One alleged victim of AP Financial, Debbie Search, is not waiting for Santa Monica police any longer. Search, who invested $166,000 with AP Financial beginning in 2009, is marshaling other victims for a civil lawsuit against the firm. So far, she says, she has found 11 local victims who have lost close to $1 million collectively.

She tells the Weekly that when she approached Santa Monica police about her own case, a detective suggested she speak to Richard Jay Blaskey.

This was an exceedingly strange recommendation for the city's law enforcement authorities to make to an alleged victim of Becerril's. After all, Blaskey represented Becerril in several lawsuits, as well as during his FINRA hearing, and his practice shared an office with AP Financial Group. (Blaskey refuses to comment. But Search says Blaskey told her that he too is a victim of Becerril.)

Yet just a few weeks ago, in April, AP Financial Group's office line was still answering, “Thank you for calling AP Financial Group, law offices of Richard Jay Blaskey — and have a fabulous day.” Today, the line is not working.
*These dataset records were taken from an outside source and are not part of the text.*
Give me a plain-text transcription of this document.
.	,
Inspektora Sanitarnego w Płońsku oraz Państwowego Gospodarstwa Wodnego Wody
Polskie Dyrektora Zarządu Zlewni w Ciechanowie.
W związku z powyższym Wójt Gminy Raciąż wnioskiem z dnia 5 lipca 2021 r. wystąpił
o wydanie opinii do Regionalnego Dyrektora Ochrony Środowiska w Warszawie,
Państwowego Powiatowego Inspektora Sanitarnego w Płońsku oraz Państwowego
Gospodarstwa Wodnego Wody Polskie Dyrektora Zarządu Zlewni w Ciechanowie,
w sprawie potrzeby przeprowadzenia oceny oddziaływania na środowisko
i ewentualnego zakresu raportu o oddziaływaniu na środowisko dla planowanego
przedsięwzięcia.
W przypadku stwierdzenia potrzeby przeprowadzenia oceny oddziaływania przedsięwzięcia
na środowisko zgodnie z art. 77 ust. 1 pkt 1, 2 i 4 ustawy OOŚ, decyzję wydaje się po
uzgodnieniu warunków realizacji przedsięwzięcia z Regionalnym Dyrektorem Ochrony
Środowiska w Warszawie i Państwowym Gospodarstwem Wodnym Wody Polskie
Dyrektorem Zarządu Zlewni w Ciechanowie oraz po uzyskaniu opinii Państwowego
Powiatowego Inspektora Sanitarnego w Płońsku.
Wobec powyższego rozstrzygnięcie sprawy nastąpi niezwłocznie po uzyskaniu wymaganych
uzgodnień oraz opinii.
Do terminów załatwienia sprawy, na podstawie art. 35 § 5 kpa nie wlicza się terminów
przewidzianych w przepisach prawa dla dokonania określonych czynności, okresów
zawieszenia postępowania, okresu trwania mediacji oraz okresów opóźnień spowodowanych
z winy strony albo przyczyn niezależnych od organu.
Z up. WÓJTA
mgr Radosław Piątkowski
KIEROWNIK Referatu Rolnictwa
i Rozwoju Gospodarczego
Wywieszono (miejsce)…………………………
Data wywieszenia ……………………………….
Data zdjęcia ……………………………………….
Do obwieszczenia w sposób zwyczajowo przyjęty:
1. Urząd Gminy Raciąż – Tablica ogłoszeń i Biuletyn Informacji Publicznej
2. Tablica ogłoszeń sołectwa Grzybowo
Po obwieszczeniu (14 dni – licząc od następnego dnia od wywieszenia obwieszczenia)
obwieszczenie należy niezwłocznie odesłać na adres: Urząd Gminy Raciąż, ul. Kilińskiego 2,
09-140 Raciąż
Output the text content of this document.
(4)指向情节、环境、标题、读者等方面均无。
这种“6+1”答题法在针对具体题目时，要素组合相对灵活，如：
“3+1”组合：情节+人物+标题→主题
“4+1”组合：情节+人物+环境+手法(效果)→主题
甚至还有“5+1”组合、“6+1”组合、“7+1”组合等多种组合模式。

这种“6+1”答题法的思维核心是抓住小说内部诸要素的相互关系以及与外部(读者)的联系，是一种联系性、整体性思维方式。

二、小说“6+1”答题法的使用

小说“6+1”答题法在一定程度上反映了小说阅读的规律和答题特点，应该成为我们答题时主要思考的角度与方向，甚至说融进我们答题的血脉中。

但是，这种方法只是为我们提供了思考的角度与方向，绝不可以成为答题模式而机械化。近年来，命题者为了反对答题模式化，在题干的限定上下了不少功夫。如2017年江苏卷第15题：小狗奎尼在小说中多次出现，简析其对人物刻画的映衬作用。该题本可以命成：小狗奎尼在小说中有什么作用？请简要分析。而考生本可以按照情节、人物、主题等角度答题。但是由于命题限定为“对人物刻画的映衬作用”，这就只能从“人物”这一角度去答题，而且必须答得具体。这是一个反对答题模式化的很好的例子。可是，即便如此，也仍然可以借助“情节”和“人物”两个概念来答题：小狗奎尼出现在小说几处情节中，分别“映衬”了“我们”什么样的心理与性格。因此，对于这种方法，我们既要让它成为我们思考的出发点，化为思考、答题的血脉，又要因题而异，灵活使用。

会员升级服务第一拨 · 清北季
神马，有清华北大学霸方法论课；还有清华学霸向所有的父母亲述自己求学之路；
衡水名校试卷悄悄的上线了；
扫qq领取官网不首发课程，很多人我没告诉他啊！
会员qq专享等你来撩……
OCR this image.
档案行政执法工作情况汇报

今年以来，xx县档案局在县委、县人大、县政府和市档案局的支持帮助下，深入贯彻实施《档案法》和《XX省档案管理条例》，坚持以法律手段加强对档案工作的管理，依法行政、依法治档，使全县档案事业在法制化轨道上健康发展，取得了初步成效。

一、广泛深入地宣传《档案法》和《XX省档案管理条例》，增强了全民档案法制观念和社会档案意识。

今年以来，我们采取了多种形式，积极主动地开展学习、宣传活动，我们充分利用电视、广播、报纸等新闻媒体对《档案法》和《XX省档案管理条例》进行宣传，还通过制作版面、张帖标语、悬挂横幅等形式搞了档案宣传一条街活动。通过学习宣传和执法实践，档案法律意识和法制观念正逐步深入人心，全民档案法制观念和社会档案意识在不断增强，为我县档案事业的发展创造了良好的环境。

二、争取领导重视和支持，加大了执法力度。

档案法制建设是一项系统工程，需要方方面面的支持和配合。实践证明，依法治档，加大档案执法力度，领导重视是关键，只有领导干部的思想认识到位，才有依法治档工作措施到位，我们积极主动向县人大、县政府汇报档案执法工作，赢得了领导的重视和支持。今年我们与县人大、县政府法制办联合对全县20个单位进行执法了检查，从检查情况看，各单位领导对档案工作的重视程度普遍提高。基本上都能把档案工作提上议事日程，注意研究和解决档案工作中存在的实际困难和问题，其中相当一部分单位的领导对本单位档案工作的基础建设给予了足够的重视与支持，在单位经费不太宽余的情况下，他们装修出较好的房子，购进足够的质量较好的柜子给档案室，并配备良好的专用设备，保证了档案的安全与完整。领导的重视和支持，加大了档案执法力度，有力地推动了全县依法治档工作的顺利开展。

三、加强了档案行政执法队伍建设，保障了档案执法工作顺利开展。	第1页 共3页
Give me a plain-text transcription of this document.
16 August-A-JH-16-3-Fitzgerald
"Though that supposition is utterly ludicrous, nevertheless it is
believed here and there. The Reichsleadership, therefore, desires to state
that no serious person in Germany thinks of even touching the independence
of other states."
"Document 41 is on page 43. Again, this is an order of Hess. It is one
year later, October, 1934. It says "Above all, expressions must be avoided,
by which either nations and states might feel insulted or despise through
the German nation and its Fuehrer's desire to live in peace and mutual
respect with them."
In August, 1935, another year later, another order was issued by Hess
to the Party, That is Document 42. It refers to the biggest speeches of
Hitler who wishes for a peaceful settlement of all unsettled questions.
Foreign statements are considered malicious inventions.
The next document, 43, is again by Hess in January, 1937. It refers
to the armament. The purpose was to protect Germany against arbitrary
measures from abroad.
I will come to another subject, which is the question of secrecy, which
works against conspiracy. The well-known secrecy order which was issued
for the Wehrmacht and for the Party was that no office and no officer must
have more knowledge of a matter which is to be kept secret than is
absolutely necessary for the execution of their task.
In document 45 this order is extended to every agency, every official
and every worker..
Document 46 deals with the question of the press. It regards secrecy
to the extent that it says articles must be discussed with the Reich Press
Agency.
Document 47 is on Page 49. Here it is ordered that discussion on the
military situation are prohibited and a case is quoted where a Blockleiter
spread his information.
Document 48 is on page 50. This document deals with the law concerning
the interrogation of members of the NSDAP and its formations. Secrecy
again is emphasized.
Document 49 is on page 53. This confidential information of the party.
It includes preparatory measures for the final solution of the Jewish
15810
Becerril no longer enjoys the high life. He sits in an L.A. County jail cell, awaiting a preliminary hearing for the slaying of Alexander “Sasha” Merman, and for 30 counts of financial fraud. His assets — 12 bank accounts, a house on a cul-de-sac in Huntington Beach, two Cadillac Escalades and a silver S-Class Mercedes-Benz — have been frozen by DA Steve Cooley's office.

If Becerril is convicted, the assets will be used to pay restitution. But the DA says the frozen assets wouldn't even cover the losses to Merman and Sandra S.

Even if they did, money would offer little comfort to Sofia Merman. She lost her much-loved only son and, amidst her grief, was forced to sell the Montana Avenue condo to repay the money, never recovered, that Sasha had borrowed against it and handed over to Becerril.

If only he had seen what his mother saw when she tried to warn him four years ago: “His face is like a killer's.”